写真66 今のは町の背景になるものに関してですが、 今度は町そのものが立地している地形的基盤の例です。

これはエーゲ海のシロス島にある町です。

こういうように非常に特異な丘の形態がそのまま町になっています。

こういった基盤構造が町のある特性を造り出しているということであろうかと思います。

写真77 これはアムステルダムですが、 先程の例のような地形に起伏がない平坦地であっても、 水という自然のエレメントとの関わりを創り出していくことによって町の特性が生み出されています。

そういった基盤の起伏であるとか水といった、 色々な基盤条件と上ものとの関係が、 そこに独自の上もののあり方、 建築形態を生み出しているのです。

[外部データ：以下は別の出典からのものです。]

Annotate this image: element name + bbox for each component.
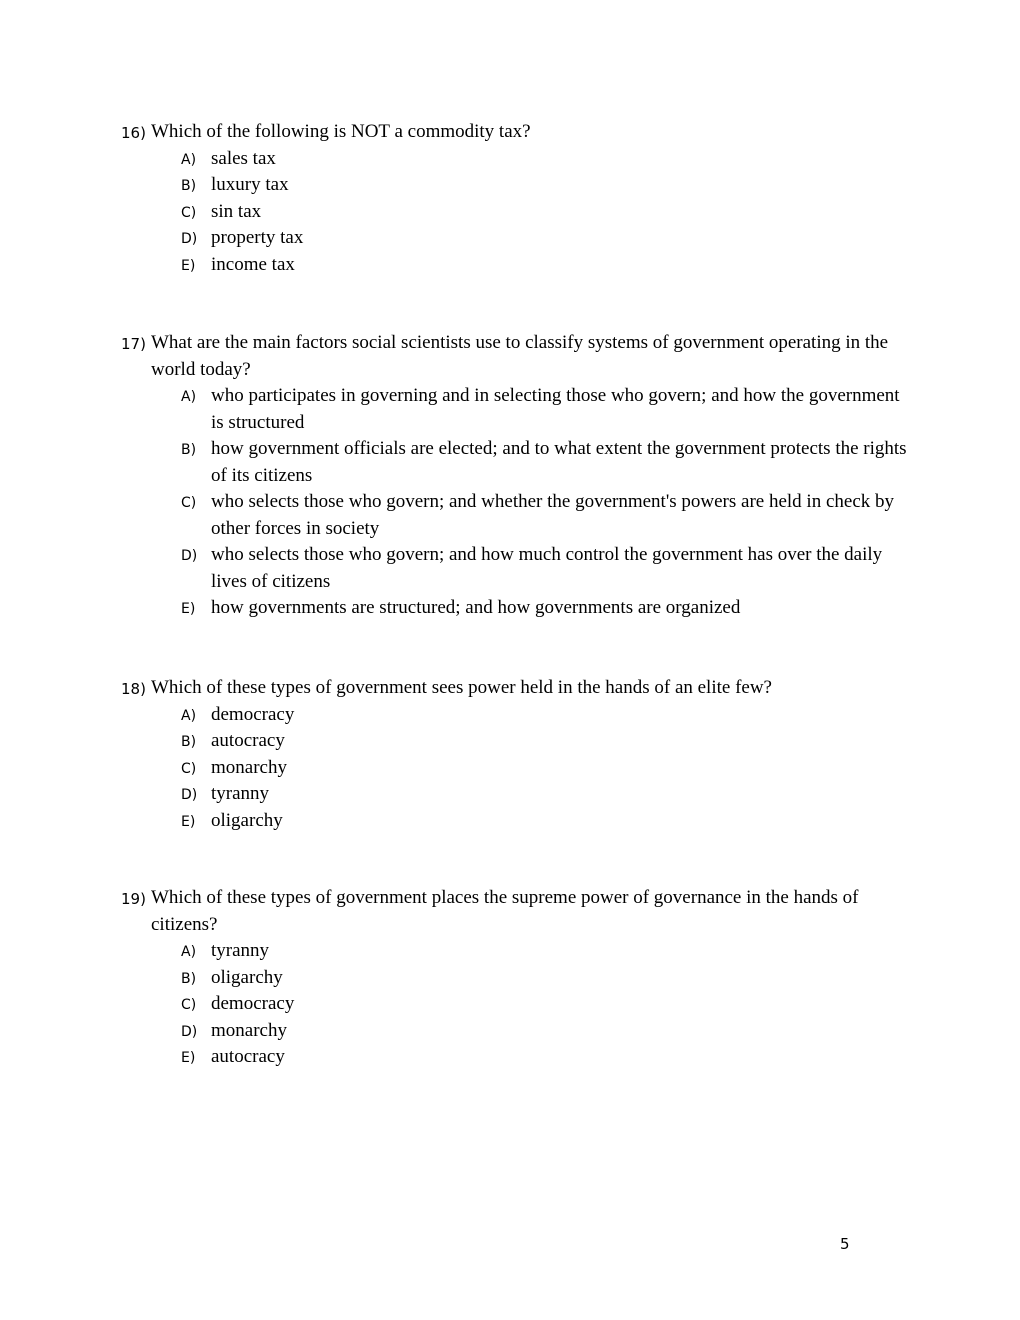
option-letter: A)	[181, 389, 197, 405]
question-number: 19)	[121, 890, 146, 908]
option-text: who selects those who govern; and whether the government's powers are held in check by other forces in society	[211, 491, 894, 539]
option-letter: B)	[181, 970, 197, 987]
option-text: sin tax	[211, 200, 262, 222]
option-letter: C)	[181, 204, 197, 221]
option-text: monarchy	[211, 756, 287, 778]
option-text: autocracy	[211, 730, 285, 751]
answer-option-d	[181, 781, 911, 808]
option-letter: A)	[181, 944, 197, 960]
answer-options	[121, 938, 911, 1071]
answer-option-d	[181, 225, 911, 252]
option-letter: B)	[181, 442, 197, 458]
option-letter: E)	[181, 601, 196, 617]
answer-option-c	[181, 991, 911, 1018]
question-number: 18)	[121, 680, 146, 698]
question-17	[121, 330, 911, 622]
option-text: monarchy	[211, 1019, 287, 1041]
answer-option-e	[181, 808, 911, 835]
option-text: sales tax	[211, 147, 276, 169]
answer-option-b	[181, 436, 911, 489]
answer-option-a	[181, 938, 911, 965]
answer-options	[121, 702, 911, 835]
question-18	[121, 675, 911, 834]
option-letter: E)	[181, 257, 196, 274]
answer-option-b	[181, 172, 911, 199]
option-text: tyranny	[211, 940, 270, 961]
question-stem	[121, 885, 911, 938]
question-text: Which of the following is NOT a commodity tax?	[151, 121, 531, 142]
answer-option-c	[181, 755, 911, 782]
option-letter: B)	[181, 178, 197, 194]
answer-option-a	[181, 383, 911, 436]
option-letter: D)	[181, 1023, 198, 1040]
option-text: how governments are structured; and how governments are organized	[211, 597, 741, 618]
option-text: autocracy	[211, 1046, 285, 1067]
answer-option-e	[181, 595, 911, 622]
option-text: who participates in governing and in selecting those who govern; and how the government is structured	[211, 385, 900, 433]
option-letter: A)	[181, 707, 197, 724]
answer-options	[121, 146, 911, 279]
question-stem	[121, 119, 911, 146]
answer-options	[121, 383, 911, 622]
question-text: Which of these types of government sees power held in the hands of an elite few?	[151, 677, 772, 698]
question-16	[121, 119, 911, 278]
answer-option-e	[181, 252, 911, 279]
option-text: how government officials are elected; and to what extent the government protects the rights of its citizens	[211, 438, 907, 486]
option-text: oligarchy	[211, 809, 283, 831]
option-letter: C)	[181, 997, 197, 1013]
option-letter: C)	[181, 495, 197, 511]
question-stem	[121, 675, 911, 702]
option-letter: E)	[181, 1050, 196, 1066]
option-letter: B)	[181, 734, 197, 750]
answer-option-b	[181, 965, 911, 992]
question-text: Which of these types of government places the supreme power of governance in the hands of citizens?	[151, 887, 859, 935]
answer-option-c	[181, 199, 911, 226]
option-letter: C)	[181, 760, 197, 777]
question-text: What are the main factors social scientists use to classify systems of government operating in the world today?	[151, 332, 889, 380]
option-letter: D)	[181, 787, 198, 803]
question-stem	[121, 330, 911, 383]
option-letter: D)	[181, 231, 198, 247]
answer-option-e	[181, 1044, 911, 1071]
option-text: democracy	[211, 703, 295, 725]
answer-option-b	[181, 728, 911, 755]
page-number: 5	[840, 1235, 850, 1253]
question-19	[121, 885, 911, 1071]
answer-option-d	[181, 1018, 911, 1045]
option-letter: E)	[181, 813, 196, 830]
option-text: oligarchy	[211, 966, 283, 988]
answer-option-a	[181, 702, 911, 729]
answer-option-d	[181, 542, 911, 595]
answer-option-a	[181, 146, 911, 173]
answer-option-c	[181, 489, 911, 542]
question-number: 16)	[121, 124, 146, 142]
option-text: luxury tax	[211, 174, 289, 195]
option-text: democracy	[211, 993, 295, 1014]
option-letter: D)	[181, 548, 198, 564]
option-text: property tax	[211, 227, 304, 248]
option-text: income tax	[211, 253, 295, 275]
question-number: 17)	[121, 335, 146, 353]
option-text: who selects those who govern; and how much control the government has over the daily lives of citizens	[211, 544, 883, 592]
option-letter: A)	[181, 151, 197, 168]
option-text: tyranny	[211, 783, 270, 804]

写真88 これはサントリーニ島の一番北側のイアという町です。

ここは急斜面にこういった町が形成されております。

ここに見られるような上ものの形態は、 地形との密接な関りあいの中で生み出されてきたものです。

写真99 これはバンコクのチャオプラヤ川の向かい側のトンブリというところです。

クロンと呼ばれる水路に面して家が建っておりますが、 これも特異な基盤条件との関係で創り出された町であると言えるでしょう。

写真1010 今のは町全体のあり方と基盤条件との関係ですが、 次にオープンスペースと基盤条件つまり地形との関係を見てみます。

これはエディンバラです。

こうゆう形でオープンスペースを介して、 町の立地の地形秩序、 空間秩序を都市の中に残していく、 継承していく、 ということが一つの手法として考えられると思います。

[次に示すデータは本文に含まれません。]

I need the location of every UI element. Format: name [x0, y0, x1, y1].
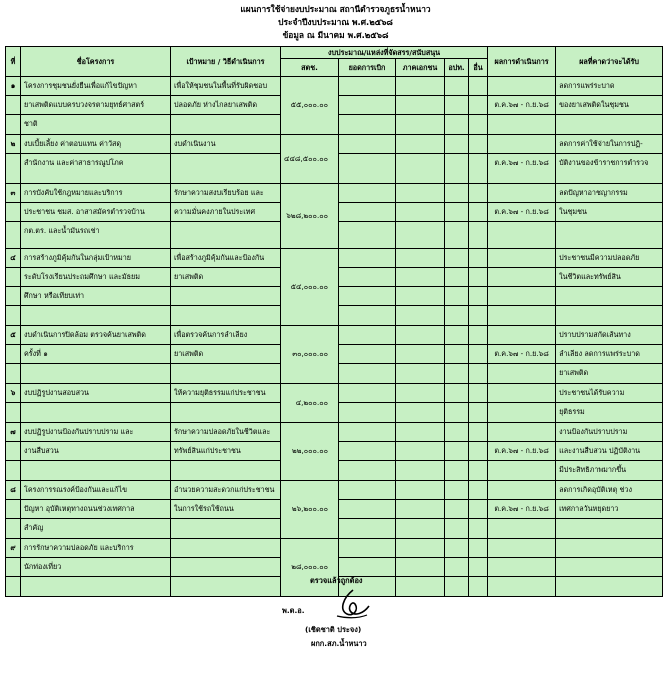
- expected-result-line: งานป้องกันปราบปราม: [556, 423, 662, 442]
- disbursed-cell: [339, 184, 396, 249]
- project-name-line: งบปฏิรูปงานป้องกันปราบปราม และ: [21, 423, 170, 442]
- project-name: [21, 326, 171, 384]
- goal-method-line: รักษาความปลอดภัยในชีวิตและ: [171, 423, 280, 442]
- expected-result: [556, 135, 663, 184]
- project-name: [21, 77, 171, 135]
- expected-result-line: ลดการค่าใช้จ่ายในการปฏิ-: [556, 135, 662, 154]
- operation-period: [488, 77, 556, 135]
- goal-method-line: [171, 539, 280, 558]
- project-name-line: การสร้างภูมิคุ้มกันในกลุ่มเป้าหมาย: [21, 249, 170, 268]
- goal-method-line: ปลอดภัย ห่างไกลยาเสพติด: [171, 96, 280, 115]
- goal-method-line: [171, 154, 280, 173]
- expected-result-line: [556, 539, 662, 558]
- data-as-of: ข้อมูล ณ มีนาคม พ.ศ.๒๕๖๘: [282, 30, 389, 41]
- row-number-value: ๘: [6, 481, 20, 500]
- row-number: [6, 423, 21, 481]
- row-number-value: ๑: [6, 77, 20, 96]
- expected-result-line: ในชีวิตและทรัพย์สิน: [556, 268, 662, 287]
- goal-method: [171, 423, 281, 481]
- expected-result-line: [556, 115, 662, 134]
- table-row: [6, 184, 663, 249]
- goal-method-line: [171, 403, 280, 422]
- goal-method-line: [171, 519, 280, 538]
- goal-method-line: อำนวยความสะดวกแก่ประชาชน: [171, 481, 280, 500]
- row-number: [6, 539, 21, 597]
- operation-period: [488, 326, 556, 384]
- police-budget-amount: ๒๒,๐๐๐.๐๐: [281, 423, 339, 481]
- operation-period-line: [488, 481, 555, 500]
- goal-method-line: งบดำเนินงาน: [171, 135, 280, 154]
- table-row: [6, 326, 663, 384]
- expected-result-line: ปราบปรามสกัดเส้นทาง: [556, 326, 662, 345]
- expected-result-line: [556, 519, 662, 538]
- project-name: [21, 249, 171, 326]
- expected-result-line: เทศกาลวันหยุดยาว: [556, 500, 662, 519]
- goal-method: [171, 249, 281, 326]
- budget-plan-table: [5, 46, 663, 597]
- project-name-line: ชาติ: [24, 119, 38, 128]
- expected-result-line: ลดปัญหาอาชญากรรม: [556, 184, 662, 203]
- local-admin-cell: [445, 249, 469, 326]
- verified-label: ตรวจแล้วถูกต้อง: [310, 576, 363, 585]
- col-header-no: ที่: [6, 47, 21, 77]
- goal-method-line: [171, 115, 280, 134]
- police-budget-amount: ๓๐,๐๐๐.๐๐: [281, 326, 339, 384]
- col-header-police-budget: สตช.: [281, 59, 339, 77]
- expected-result-line: ประชาชนมีความปลอดภัย: [556, 249, 662, 268]
- table-row: [6, 249, 663, 326]
- expected-result-line: ลำเลียง ลดการแพร่ระบาด: [556, 345, 662, 364]
- expected-result-line: ยาเสพติด: [559, 368, 589, 377]
- table-row: [6, 481, 663, 539]
- operation-period-line: [488, 306, 555, 325]
- goal-method-line: รักษาความสงบเรียบร้อย และ: [171, 184, 280, 203]
- fiscal-year: ประจำปีงบประมาณ พ.ศ.๒๕๖๘: [278, 17, 393, 28]
- project-name-line: [21, 306, 170, 325]
- expected-result: [556, 77, 663, 135]
- local-admin-cell: [445, 539, 469, 597]
- goal-method: [171, 481, 281, 539]
- other-source-cell: [469, 384, 488, 423]
- document-header: [0, 3, 671, 43]
- project-name-line: [21, 461, 170, 480]
- project-name: [21, 384, 171, 423]
- operation-period-line: [488, 539, 555, 558]
- col-header-project: ชื่อโครงการ: [21, 47, 171, 77]
- other-source-cell: [469, 135, 488, 184]
- signer-position: ผกก.สภ.น้ำหนาว: [311, 639, 367, 648]
- police-budget-amount: ๔,๒๐๐.๐๐: [281, 384, 339, 423]
- operation-period-line: [488, 461, 555, 480]
- operation-period-line: [488, 184, 555, 203]
- expected-result-line: ประชาชนได้รับความ: [556, 384, 662, 403]
- table-row: [6, 384, 663, 423]
- disbursed-cell: [339, 384, 396, 423]
- local-admin-cell: [445, 184, 469, 249]
- table-row: [6, 423, 663, 481]
- police-budget-amount: ๒๘,๐๐๐.๐๐: [281, 539, 339, 597]
- private-sector-cell: [396, 135, 445, 184]
- project-name-line: สำคัญ: [24, 523, 44, 532]
- expected-result: [556, 481, 663, 539]
- col-header-period: ผลการดำเนินการ: [488, 47, 556, 77]
- row-number: [6, 481, 21, 539]
- col-header-local-admin: อปท.: [445, 59, 469, 77]
- operation-period-line: [488, 115, 555, 134]
- expected-result-line: ของยาเสพติดในชุมชน: [556, 96, 662, 115]
- operation-period-line: ต.ค.๖๗ - ก.ย.๖๘: [488, 96, 555, 115]
- project-name-line: ศึกษา หรือเทียบเท่า: [21, 287, 170, 306]
- goal-method: [171, 135, 281, 184]
- project-name: [21, 423, 171, 481]
- project-name-line: โครงการรณรงค์ป้องกันและแก้ไข: [21, 481, 170, 500]
- operation-period-line: ต.ค.๖๗ - ก.ย.๖๘: [488, 442, 555, 461]
- local-admin-cell: [445, 326, 469, 384]
- expected-result-line: [556, 222, 662, 241]
- project-name: [21, 481, 171, 539]
- goal-method-line: [171, 558, 280, 577]
- goal-method-line: ยาเสพติด: [171, 345, 280, 364]
- goal-method: [171, 384, 281, 423]
- goal-method-line: [171, 306, 280, 325]
- col-header-disbursed: ยอดการเบิก: [339, 59, 396, 77]
- goal-method: [171, 77, 281, 135]
- other-source-cell: [469, 326, 488, 384]
- operation-period-line: [488, 77, 555, 96]
- goal-method: [171, 326, 281, 384]
- row-number-value: ๙: [6, 539, 20, 558]
- private-sector-cell: [396, 481, 445, 539]
- other-source-cell: [469, 249, 488, 326]
- signer-name: (เชิดชาติ ประจง): [305, 625, 362, 634]
- project-name-line: งานสืบสวน: [21, 442, 170, 461]
- goal-method-line: [171, 577, 280, 596]
- project-name-line: ระดับโรงเรียนประถมศึกษา และมัธยม: [21, 268, 170, 287]
- operation-period-line: [488, 364, 555, 383]
- row-number: [6, 77, 21, 135]
- disbursed-cell: [339, 249, 396, 326]
- project-name-line: [21, 577, 170, 596]
- row-number-value: ๔: [6, 249, 20, 268]
- operation-period-line: ต.ค.๖๗ - ก.ย.๖๘: [494, 158, 549, 167]
- operation-period-line: [488, 268, 555, 287]
- project-name: [21, 539, 171, 597]
- operation-period-line: ต.ค.๖๗ - ก.ย.๖๘: [488, 203, 555, 222]
- signer-rank: พ.ต.อ.: [282, 606, 305, 615]
- expected-result-line: [556, 287, 662, 306]
- goal-method: [171, 184, 281, 249]
- project-name-line: งบปฏิรูปงานสอบสวน: [21, 384, 170, 403]
- police-budget-amount: ๖๒๘,๒๐๐.๐๐: [281, 184, 339, 249]
- project-name: [21, 184, 171, 249]
- operation-period-line: [488, 384, 555, 403]
- operation-period-line: [488, 577, 555, 596]
- police-budget-amount: ๔๔๘,๕๐๐.๐๐: [281, 135, 339, 184]
- private-sector-cell: [396, 249, 445, 326]
- operation-period-line: [488, 222, 555, 241]
- expected-result-line: [556, 577, 662, 596]
- operation-period-line: [488, 403, 555, 422]
- table-row: [6, 135, 663, 184]
- local-admin-cell: [445, 77, 469, 135]
- operation-period-line: [488, 326, 555, 345]
- disbursed-cell: [339, 326, 396, 384]
- operation-period-line: [488, 249, 555, 268]
- expected-result-line: บัติงานของข้าราชการตำรวจ: [559, 158, 649, 167]
- col-header-budget-group: งบประมาณ/แหล่งที่จัดสรร/สนับสนุน: [281, 47, 488, 59]
- table-row: [6, 77, 663, 135]
- project-name-line: [21, 403, 170, 422]
- expected-result: [556, 539, 663, 597]
- operation-period: [488, 423, 556, 481]
- expected-result-line: [556, 558, 662, 577]
- operation-period-line: ต.ค.๖๗ - ก.ย.๖๘: [488, 345, 555, 364]
- expected-result-line: และงานสืบสวน ปฏิบัติงาน: [556, 442, 662, 461]
- local-admin-cell: [445, 135, 469, 184]
- signature-mark: [333, 588, 373, 622]
- project-name-line: สำนักงาน และค่าสาธารณูปโภค: [24, 158, 124, 167]
- row-number-value: ๓: [6, 184, 20, 203]
- operation-period-line: ต.ค.๖๗ - ก.ย.๖๘: [488, 500, 555, 519]
- private-sector-cell: [396, 384, 445, 423]
- col-header-other: อื่น: [469, 59, 488, 77]
- disbursed-cell: [339, 423, 396, 481]
- project-name-line: นักท่องเที่ยว: [21, 558, 170, 577]
- operation-period: [488, 135, 556, 184]
- project-name-line: ยาเสพติดแบบครบวงจรตามยุทธ์ศาสตร์: [21, 96, 170, 115]
- expected-result: [556, 423, 663, 481]
- local-admin-cell: [445, 423, 469, 481]
- operation-period-line: [488, 558, 555, 577]
- private-sector-cell: [396, 184, 445, 249]
- disbursed-cell: [339, 77, 396, 135]
- goal-method-line: เพื่อให้ชุมชนในพื้นที่รับผิดชอบ: [171, 77, 280, 96]
- project-name-line: การบังคับใช้กฎหมายและบริการ: [21, 184, 170, 203]
- private-sector-cell: [396, 326, 445, 384]
- project-name-line: กต.ตร. และน้ำมันรถเช่า: [24, 226, 100, 235]
- row-number-value: ๕: [6, 326, 20, 345]
- local-admin-cell: [445, 384, 469, 423]
- document-title: แผนการใช้จ่ายงบประมาณ สถานีตำรวจภูธรน้ำหนาว: [240, 4, 431, 14]
- expected-result: [556, 184, 663, 249]
- police-budget-amount: ๕๕,๐๐๐.๐๐: [281, 77, 339, 135]
- operation-period: [488, 249, 556, 326]
- goal-method-line: [171, 364, 280, 383]
- police-budget-amount: ๕๔,๐๐๐.๐๐: [281, 249, 339, 326]
- project-name-line: ครั้งที่ ๑: [21, 345, 170, 364]
- operation-period-line: [488, 519, 555, 538]
- other-source-cell: [469, 77, 488, 135]
- other-source-cell: [469, 539, 488, 597]
- operation-period: [488, 384, 556, 423]
- goal-method-line: ทรัพย์สินแก่ประชาชน: [171, 442, 280, 461]
- goal-method-line: เพื่อตรวจค้นการลำเลียง: [171, 326, 280, 345]
- row-number-value: ๖: [6, 384, 20, 403]
- expected-result-line: ลดการแพร่ระบาด: [556, 77, 662, 96]
- project-name-line: งบเบี้ยเลี้ยง ค่าตอบแทน ค่าวัสดุ: [21, 135, 170, 154]
- row-number: [6, 384, 21, 423]
- expected-result-line: ยุติธรรม: [559, 407, 585, 416]
- other-source-cell: [469, 184, 488, 249]
- col-header-goal: เป้าหมาย / วิธีดำเนินการ: [171, 47, 281, 77]
- row-number: [6, 326, 21, 384]
- expected-result-line: ลดการเกิดอุบัติเหตุ ช่วง: [556, 481, 662, 500]
- goal-method-line: [171, 461, 280, 480]
- operation-period: [488, 539, 556, 597]
- other-source-cell: [469, 423, 488, 481]
- expected-result: [556, 249, 663, 326]
- row-number: [6, 249, 21, 326]
- project-name-line: [21, 364, 170, 383]
- col-header-result: ผลที่คาดว่าจะได้รับ: [556, 47, 663, 77]
- goal-method-line: ความมั่นคงภายในประเทศ: [171, 203, 280, 222]
- project-name-line: งบดำเนินการปิดล้อม ตรวจค้นยาเสพติด: [21, 326, 170, 345]
- police-budget-amount: ๒๖,๒๐๐.๐๐: [281, 481, 339, 539]
- col-header-private-sector: ภาคเอกชน: [396, 59, 445, 77]
- project-name: [21, 135, 171, 184]
- local-admin-cell: [445, 481, 469, 539]
- expected-result: [556, 384, 663, 423]
- expected-result: [556, 326, 663, 384]
- operation-period: [488, 184, 556, 249]
- private-sector-cell: [396, 77, 445, 135]
- operation-period-line: [488, 423, 555, 442]
- disbursed-cell: [339, 481, 396, 539]
- project-name-line: การรักษาความปลอดภัย และบริการ: [21, 539, 170, 558]
- expected-result-line: [556, 306, 662, 325]
- goal-method-line: เพื่อสร้างภูมิคุ้มกันและป้องกัน: [171, 249, 280, 268]
- goal-method-line: [171, 287, 280, 306]
- row-number-value: ๗: [6, 423, 20, 442]
- row-number: [6, 135, 21, 184]
- goal-method-line: [171, 222, 280, 241]
- project-name-line: ประชาชน ชมส. อาสาสมัครตำรวจบ้าน: [21, 203, 170, 222]
- private-sector-cell: [396, 423, 445, 481]
- row-number: [6, 184, 21, 249]
- expected-result-line: มีประสิทธิภาพมากขึ้น: [559, 465, 627, 474]
- goal-method-line: ในการใช้รถใช้ถนน: [171, 500, 280, 519]
- project-name-line: ปัญหา อุบัติเหตุทางถนนช่วงเทศกาล: [21, 500, 170, 519]
- expected-result-line: ในชุมชน: [556, 203, 662, 222]
- disbursed-cell: [339, 135, 396, 184]
- goal-method: [171, 539, 281, 597]
- project-name-line: โครงการชุมชนยั่งยืนเพื่อแก้ไขปัญหา: [21, 77, 170, 96]
- operation-period-line: [488, 287, 555, 306]
- goal-method-line: ให้ความยุติธรรมแก่ประชาชน: [171, 384, 280, 403]
- operation-period-line: [488, 135, 555, 154]
- operation-period: [488, 481, 556, 539]
- other-source-cell: [469, 481, 488, 539]
- goal-method-line: ยาเสพติด: [171, 268, 280, 287]
- private-sector-cell: [396, 539, 445, 597]
- row-number-value: ๒: [6, 135, 20, 154]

写真1111 これは私どもがやりました港北ニュータウンの緑道の建設中の写真なのですが、 地形秩序と言いましても、 現在の都市開発の条件の中では、 土地利用効率を上げていく為に、 全体的に既存の地形を残していくということはほとんど不可能といって良いでしょう。

画面の右側に見えているのが既存の樹林です。

それに対して左に見えているのが造成面で、 既存の樹林を帯状に残し、 もとの谷の一方をつぶしながら一方の谷の斜面に腹付をしていくことによって、 谷戸という地形の秩序を残しております。

システマチックに地形を残していくことによって、 町が地形の要素の連続性を開発後も保っていけるようにしたいということと、 切り土と盛り土の境をはっきりと残していきたいというようなことで、 このような計画がなされました。